The Securities and Exchange Commission (SEC) has issued Memorandum Circular 3, series of 2022, capping interest rates and other fees imposed by lending and financing firms, and their online lending platforms, for short-term, small-value loans primarily targeting low-income borrowers.

In a statement, the SEC said the circular provides the guidelines to implement Bangko Sentral ng Pilipinas (BSP) Circular 1133, series of 2021 on the ceilings of interest rates and other fees charged by these firms.

The SEC memorandum circular took effect on Thursday, March 3.
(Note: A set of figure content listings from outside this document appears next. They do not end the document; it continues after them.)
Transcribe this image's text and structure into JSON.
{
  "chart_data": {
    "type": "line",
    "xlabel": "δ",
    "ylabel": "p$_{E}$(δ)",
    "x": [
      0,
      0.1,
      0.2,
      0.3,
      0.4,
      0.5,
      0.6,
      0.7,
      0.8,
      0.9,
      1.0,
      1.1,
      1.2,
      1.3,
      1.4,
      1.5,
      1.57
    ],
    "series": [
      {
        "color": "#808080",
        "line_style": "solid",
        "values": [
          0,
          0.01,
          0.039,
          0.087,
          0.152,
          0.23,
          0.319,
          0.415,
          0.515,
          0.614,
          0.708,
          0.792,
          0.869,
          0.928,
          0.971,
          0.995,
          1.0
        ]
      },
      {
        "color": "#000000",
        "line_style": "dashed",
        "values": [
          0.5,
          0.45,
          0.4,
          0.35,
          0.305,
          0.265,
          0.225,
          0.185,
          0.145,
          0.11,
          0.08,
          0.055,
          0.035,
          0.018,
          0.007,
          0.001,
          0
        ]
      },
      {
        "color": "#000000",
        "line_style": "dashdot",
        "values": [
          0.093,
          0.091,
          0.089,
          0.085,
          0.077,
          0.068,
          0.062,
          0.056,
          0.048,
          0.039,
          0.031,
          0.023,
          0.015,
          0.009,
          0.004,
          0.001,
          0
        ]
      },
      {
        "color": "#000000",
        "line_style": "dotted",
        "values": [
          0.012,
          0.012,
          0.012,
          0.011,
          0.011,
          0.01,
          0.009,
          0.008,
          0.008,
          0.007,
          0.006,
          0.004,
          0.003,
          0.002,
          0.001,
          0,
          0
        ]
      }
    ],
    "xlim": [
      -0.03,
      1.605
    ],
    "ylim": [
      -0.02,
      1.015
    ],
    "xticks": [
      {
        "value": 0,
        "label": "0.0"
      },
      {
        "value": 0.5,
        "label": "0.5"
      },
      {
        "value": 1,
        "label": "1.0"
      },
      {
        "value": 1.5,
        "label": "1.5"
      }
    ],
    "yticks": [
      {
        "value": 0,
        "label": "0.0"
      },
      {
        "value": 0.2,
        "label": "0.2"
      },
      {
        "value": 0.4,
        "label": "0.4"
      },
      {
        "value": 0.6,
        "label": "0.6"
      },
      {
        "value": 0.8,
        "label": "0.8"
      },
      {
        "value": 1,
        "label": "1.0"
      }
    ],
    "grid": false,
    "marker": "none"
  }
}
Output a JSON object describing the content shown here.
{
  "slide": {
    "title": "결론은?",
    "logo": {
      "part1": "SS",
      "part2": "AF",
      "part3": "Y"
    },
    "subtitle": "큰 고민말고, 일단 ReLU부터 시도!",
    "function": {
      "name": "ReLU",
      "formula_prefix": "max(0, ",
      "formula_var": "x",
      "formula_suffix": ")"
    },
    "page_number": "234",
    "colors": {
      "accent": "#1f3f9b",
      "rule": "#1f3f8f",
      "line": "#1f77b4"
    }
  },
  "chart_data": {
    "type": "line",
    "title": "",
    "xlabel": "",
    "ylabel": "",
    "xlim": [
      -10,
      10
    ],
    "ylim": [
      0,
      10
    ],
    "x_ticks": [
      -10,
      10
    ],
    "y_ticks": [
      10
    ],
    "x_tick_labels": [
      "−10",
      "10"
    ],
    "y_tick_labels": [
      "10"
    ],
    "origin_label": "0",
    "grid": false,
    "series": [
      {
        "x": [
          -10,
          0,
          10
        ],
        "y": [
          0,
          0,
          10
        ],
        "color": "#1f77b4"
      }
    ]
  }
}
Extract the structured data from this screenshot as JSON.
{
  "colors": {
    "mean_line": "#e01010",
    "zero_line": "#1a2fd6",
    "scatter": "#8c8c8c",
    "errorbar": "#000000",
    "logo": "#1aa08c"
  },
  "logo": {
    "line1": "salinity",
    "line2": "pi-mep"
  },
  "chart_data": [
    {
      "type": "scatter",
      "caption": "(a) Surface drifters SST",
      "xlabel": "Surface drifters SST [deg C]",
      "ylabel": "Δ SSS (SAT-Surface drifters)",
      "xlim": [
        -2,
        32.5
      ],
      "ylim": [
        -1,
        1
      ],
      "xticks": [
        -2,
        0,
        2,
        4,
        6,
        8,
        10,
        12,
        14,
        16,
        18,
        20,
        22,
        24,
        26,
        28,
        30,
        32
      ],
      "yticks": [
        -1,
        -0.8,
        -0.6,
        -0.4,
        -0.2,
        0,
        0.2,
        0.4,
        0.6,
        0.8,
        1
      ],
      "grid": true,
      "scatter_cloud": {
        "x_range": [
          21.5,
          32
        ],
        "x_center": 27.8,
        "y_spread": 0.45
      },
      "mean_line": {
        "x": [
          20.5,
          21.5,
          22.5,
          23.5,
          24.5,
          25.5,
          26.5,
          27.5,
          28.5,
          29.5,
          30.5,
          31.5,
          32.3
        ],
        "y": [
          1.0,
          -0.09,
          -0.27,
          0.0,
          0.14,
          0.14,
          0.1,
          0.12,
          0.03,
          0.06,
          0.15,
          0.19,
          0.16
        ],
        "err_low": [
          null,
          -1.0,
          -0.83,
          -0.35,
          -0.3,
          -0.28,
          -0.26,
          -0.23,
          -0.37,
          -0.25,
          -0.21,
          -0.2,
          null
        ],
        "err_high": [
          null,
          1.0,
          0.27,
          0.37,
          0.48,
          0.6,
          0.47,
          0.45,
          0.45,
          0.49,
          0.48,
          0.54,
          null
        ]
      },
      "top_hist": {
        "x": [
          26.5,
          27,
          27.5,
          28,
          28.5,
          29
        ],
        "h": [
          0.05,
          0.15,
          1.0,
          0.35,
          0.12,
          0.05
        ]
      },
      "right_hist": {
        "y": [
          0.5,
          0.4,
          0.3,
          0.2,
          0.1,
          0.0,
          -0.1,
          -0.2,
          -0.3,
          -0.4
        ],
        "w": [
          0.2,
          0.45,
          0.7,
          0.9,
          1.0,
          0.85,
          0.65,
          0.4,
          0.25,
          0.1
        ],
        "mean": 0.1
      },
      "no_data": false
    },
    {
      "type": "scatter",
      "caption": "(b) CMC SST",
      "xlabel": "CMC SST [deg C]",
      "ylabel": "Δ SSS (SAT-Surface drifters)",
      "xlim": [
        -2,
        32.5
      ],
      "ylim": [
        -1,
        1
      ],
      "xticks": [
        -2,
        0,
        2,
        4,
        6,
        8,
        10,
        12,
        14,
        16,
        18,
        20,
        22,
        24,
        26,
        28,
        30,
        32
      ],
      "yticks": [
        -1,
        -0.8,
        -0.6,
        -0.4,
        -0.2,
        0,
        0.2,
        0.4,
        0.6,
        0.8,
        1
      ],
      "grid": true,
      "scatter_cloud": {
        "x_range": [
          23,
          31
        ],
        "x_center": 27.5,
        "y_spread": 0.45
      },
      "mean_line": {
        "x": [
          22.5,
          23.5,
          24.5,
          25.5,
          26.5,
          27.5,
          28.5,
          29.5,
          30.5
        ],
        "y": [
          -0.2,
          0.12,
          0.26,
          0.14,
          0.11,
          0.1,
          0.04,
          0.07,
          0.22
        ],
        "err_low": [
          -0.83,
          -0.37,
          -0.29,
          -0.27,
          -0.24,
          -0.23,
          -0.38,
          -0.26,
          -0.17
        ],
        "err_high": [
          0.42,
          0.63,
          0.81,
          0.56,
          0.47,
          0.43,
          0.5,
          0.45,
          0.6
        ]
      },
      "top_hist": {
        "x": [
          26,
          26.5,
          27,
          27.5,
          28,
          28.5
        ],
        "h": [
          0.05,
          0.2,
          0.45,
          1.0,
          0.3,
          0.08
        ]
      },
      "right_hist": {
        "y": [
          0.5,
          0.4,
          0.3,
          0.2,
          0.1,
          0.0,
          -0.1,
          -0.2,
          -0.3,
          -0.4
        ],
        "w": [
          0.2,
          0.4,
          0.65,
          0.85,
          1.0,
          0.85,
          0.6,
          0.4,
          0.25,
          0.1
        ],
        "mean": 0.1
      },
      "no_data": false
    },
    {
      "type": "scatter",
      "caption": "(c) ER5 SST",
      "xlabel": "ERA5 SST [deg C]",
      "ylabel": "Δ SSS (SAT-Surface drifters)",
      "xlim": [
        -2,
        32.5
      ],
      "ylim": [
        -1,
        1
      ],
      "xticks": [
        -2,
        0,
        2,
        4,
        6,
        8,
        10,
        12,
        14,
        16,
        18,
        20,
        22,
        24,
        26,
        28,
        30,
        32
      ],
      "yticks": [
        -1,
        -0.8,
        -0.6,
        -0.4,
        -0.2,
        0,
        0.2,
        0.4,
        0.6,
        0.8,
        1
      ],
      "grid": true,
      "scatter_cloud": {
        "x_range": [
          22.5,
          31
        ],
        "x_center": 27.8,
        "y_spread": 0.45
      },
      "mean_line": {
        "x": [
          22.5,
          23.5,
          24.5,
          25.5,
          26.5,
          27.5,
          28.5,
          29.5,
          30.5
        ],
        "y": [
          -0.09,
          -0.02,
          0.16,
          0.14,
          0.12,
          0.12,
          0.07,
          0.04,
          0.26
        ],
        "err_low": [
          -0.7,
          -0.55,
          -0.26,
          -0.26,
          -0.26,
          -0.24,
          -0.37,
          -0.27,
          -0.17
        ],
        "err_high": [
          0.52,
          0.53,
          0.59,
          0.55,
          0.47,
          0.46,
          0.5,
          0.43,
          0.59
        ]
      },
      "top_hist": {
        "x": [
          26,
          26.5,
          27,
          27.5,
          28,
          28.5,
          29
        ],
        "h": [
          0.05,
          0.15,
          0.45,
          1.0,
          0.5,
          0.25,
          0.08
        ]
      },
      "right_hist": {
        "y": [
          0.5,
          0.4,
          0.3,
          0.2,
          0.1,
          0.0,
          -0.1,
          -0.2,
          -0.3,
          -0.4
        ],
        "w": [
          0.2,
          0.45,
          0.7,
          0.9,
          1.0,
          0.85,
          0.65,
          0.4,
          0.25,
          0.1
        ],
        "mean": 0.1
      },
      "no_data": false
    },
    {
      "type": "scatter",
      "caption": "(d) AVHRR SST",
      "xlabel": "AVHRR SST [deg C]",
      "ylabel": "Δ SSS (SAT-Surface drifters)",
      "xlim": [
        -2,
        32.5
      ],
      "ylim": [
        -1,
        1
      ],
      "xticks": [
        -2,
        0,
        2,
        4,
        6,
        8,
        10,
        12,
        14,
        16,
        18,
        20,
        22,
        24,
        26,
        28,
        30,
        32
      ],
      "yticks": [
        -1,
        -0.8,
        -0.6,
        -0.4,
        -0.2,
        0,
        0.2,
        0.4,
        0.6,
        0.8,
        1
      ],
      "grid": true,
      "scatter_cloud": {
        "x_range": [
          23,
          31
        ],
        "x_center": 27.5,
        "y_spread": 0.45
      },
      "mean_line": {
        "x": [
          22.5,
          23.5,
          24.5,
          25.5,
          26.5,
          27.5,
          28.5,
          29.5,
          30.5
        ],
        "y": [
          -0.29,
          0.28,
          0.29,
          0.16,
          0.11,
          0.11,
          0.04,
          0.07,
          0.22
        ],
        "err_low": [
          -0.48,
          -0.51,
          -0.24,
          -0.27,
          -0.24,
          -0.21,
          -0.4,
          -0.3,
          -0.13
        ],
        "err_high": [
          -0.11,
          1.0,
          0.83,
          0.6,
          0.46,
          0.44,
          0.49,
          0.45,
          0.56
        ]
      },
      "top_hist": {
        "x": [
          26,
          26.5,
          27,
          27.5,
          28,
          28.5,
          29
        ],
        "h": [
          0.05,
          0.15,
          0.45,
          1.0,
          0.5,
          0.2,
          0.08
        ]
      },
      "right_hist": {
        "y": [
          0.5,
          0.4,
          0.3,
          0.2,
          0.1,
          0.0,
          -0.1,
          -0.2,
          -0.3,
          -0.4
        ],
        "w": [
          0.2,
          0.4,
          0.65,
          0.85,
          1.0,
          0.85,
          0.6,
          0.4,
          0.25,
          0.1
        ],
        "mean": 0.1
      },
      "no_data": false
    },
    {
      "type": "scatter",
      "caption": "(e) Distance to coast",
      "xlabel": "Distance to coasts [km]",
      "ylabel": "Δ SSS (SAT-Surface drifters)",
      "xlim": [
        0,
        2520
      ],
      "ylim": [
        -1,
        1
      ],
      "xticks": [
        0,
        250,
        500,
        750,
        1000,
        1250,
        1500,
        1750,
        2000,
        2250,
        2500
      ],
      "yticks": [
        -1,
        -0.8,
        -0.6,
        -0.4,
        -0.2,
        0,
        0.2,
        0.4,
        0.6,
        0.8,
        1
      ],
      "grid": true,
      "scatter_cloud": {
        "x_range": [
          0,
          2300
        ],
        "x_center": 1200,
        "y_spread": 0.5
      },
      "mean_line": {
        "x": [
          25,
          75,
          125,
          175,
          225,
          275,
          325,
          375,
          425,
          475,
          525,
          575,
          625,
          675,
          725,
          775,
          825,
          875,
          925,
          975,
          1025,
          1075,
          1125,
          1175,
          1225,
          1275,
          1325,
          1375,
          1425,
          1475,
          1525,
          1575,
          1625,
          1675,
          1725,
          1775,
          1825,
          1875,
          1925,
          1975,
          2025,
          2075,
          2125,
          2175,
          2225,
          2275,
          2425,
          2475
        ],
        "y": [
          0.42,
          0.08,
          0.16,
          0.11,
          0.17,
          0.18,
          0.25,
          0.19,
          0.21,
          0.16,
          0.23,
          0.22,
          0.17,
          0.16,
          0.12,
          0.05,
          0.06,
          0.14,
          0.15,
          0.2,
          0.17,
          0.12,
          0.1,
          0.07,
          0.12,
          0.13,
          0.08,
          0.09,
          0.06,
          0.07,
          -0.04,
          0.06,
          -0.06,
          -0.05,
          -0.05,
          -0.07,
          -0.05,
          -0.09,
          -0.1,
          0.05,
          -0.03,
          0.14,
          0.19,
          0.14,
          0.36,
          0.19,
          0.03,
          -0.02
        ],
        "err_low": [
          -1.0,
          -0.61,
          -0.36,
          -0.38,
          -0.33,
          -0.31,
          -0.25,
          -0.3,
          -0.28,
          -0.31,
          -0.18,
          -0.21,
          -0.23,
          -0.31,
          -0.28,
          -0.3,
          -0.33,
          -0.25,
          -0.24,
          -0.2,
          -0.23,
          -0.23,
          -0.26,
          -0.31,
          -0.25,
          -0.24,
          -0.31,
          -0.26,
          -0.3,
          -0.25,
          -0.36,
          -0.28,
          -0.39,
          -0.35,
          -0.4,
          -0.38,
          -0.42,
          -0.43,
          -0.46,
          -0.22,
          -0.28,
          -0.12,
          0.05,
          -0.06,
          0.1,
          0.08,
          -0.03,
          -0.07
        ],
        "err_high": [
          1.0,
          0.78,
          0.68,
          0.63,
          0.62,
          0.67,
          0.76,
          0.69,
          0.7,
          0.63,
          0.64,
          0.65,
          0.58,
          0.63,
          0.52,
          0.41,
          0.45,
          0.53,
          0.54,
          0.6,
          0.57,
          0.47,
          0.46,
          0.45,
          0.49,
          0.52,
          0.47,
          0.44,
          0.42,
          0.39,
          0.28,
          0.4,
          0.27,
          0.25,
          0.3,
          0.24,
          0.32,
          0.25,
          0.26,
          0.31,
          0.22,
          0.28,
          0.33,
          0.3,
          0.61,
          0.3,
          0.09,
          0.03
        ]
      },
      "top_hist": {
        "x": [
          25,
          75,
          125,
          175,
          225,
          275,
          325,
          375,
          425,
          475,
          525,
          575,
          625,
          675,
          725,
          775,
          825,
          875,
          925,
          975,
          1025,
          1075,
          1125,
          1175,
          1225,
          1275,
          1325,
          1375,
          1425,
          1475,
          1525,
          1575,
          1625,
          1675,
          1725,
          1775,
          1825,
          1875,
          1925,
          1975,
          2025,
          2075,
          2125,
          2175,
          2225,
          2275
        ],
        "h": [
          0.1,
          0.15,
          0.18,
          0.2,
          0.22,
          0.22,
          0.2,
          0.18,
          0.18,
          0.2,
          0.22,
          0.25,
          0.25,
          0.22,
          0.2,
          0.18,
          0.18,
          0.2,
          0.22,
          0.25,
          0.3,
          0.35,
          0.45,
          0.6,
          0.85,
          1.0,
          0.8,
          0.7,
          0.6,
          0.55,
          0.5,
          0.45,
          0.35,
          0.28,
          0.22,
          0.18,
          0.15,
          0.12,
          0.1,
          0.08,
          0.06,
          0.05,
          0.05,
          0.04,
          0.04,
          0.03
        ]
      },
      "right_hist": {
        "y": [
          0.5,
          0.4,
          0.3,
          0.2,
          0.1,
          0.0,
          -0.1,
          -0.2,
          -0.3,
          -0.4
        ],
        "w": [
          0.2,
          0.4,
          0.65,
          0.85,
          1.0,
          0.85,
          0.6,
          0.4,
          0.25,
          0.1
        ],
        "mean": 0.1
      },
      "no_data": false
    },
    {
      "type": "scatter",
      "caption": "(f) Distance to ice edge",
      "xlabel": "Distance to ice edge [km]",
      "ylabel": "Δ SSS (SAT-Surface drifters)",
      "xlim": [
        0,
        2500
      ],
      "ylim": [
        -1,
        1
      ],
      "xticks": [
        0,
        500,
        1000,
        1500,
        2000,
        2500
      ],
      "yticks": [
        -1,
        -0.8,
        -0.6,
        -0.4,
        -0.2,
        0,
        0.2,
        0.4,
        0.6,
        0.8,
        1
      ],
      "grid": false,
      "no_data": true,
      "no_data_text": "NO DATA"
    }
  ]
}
On Dec. 22, 2021, BSP Gov. Benjamin Diokno issued BSP Circular 1133 setting the maximum nominal interest rate at six percent per month, or about 0.2 percent per day, and the effective interest rate (EIR) at 15 percent per month, or about 0.5 percent per day.

These are for unsecured, general-purpose loans that don’t exceed P10,000 and loan tenor of up to four months.

The EIR includes the nominal interest rate and other charges, such as processing fees, service fees, notarial fees, and others, but excludes fees for late payment and non-payment.

For late payment or non-payment of outstanding amounts due, lending and financing firms may not charge more than five percent per month, the SEC said.

To prevent the cost of the loan from spiraling out of control, the SEC said: “A total cost cap of 100 percent of the total amount borrowed, applying to all interest, other fees and charges, and penalties, regardless of time the loan has been outstanding, will likewise be imposed.”

The cap on interest rates and fees applies only to covered loans offered from March 3.

Fines up to P1 million

Lending companies that violate the rate limits face fines of P25,000 for the first offense and P50,000 for the second offense, while financing companies will be slapped with higher penalties of P50,000 for the first offense and P100,000 for the second offense, the SEC said.

For the third offense, the penalty is P100,000 to P1 million for lending firms and P200,000 to P1 million for financing companies; the 60-day suspension of their financing and lending activities, or the revocation of their Certificates of Authority to Operate as a Financing/Lending Company.